The global eradication of smallpox in 1980 is one of international public health's greatest successes. But in 1966, seven years after the World Health Organization announced a plan to rid the world of the disease, smallpox was still widespread. The culprits? A lack of funds, personnel and vaccine supply.

Meanwhile, outbreaks across South America, Africa, and Asia continued, as the highly contagious virus continued to kill three out of every 10 people who caught it, while leaving many survivors disfigured. It took a renewed commitment of resources from wealthy nations to fulfill the promise made in 1959.

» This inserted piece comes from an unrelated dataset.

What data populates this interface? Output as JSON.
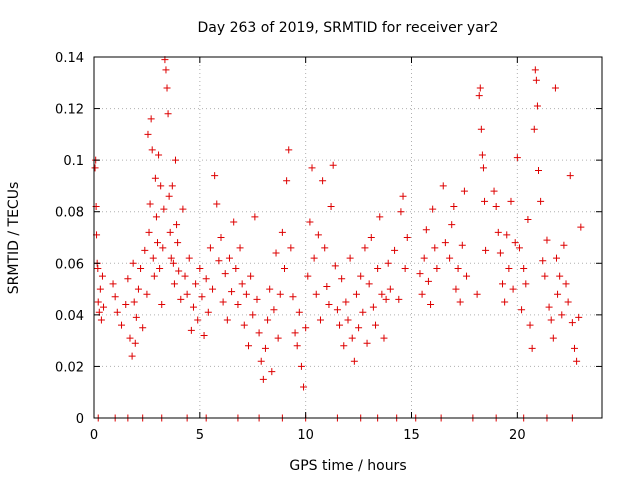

Forty-one years later, although we face a different virus, the potential for vast destruction is just as great, and the challenges of funding, personnel and supply are still with us, along with last-mile distribution. Today, while 30% of the U.S. population is fully vaccinated, with numbers rising every day, there is an overwhelming gap between wealthy countries and the rest of the world. It's becoming evident that the impact on the countries getting left behind will eventually boomerang back to affect us all.

Photo by ismail mohamed - SoviLe on Unsplash

The international nonprofit CARE recently released a policy paper that lays out the case for U.S. investment in a worldwide vaccination campaign. Founded 75 years ago, CARE works in over 100 countries and reaches more than 90 million people around the world through multiple humanitarian aid programs. Of note is the organization's worldwide reputation for its unshakeable commitment to the dignity of people; they're known for working hand-in-hand with communities and hold themselves to a high standard of accountability.

"As we enter into our second year of living with COVID-19, it has become painfully clear that the safety of any person depends on the global community's ability to protect every person," says Michelle Nunn, CARE USA's president and CEO. "While wealthy nations have begun inoculating their populations, new devastatingly lethal variants of the virus continue to emerge in countries like India, South Africa and Brazil. If vaccinations don't effectively reach lower-income countries now, the long-term impact of COVID-19 will be catastrophic."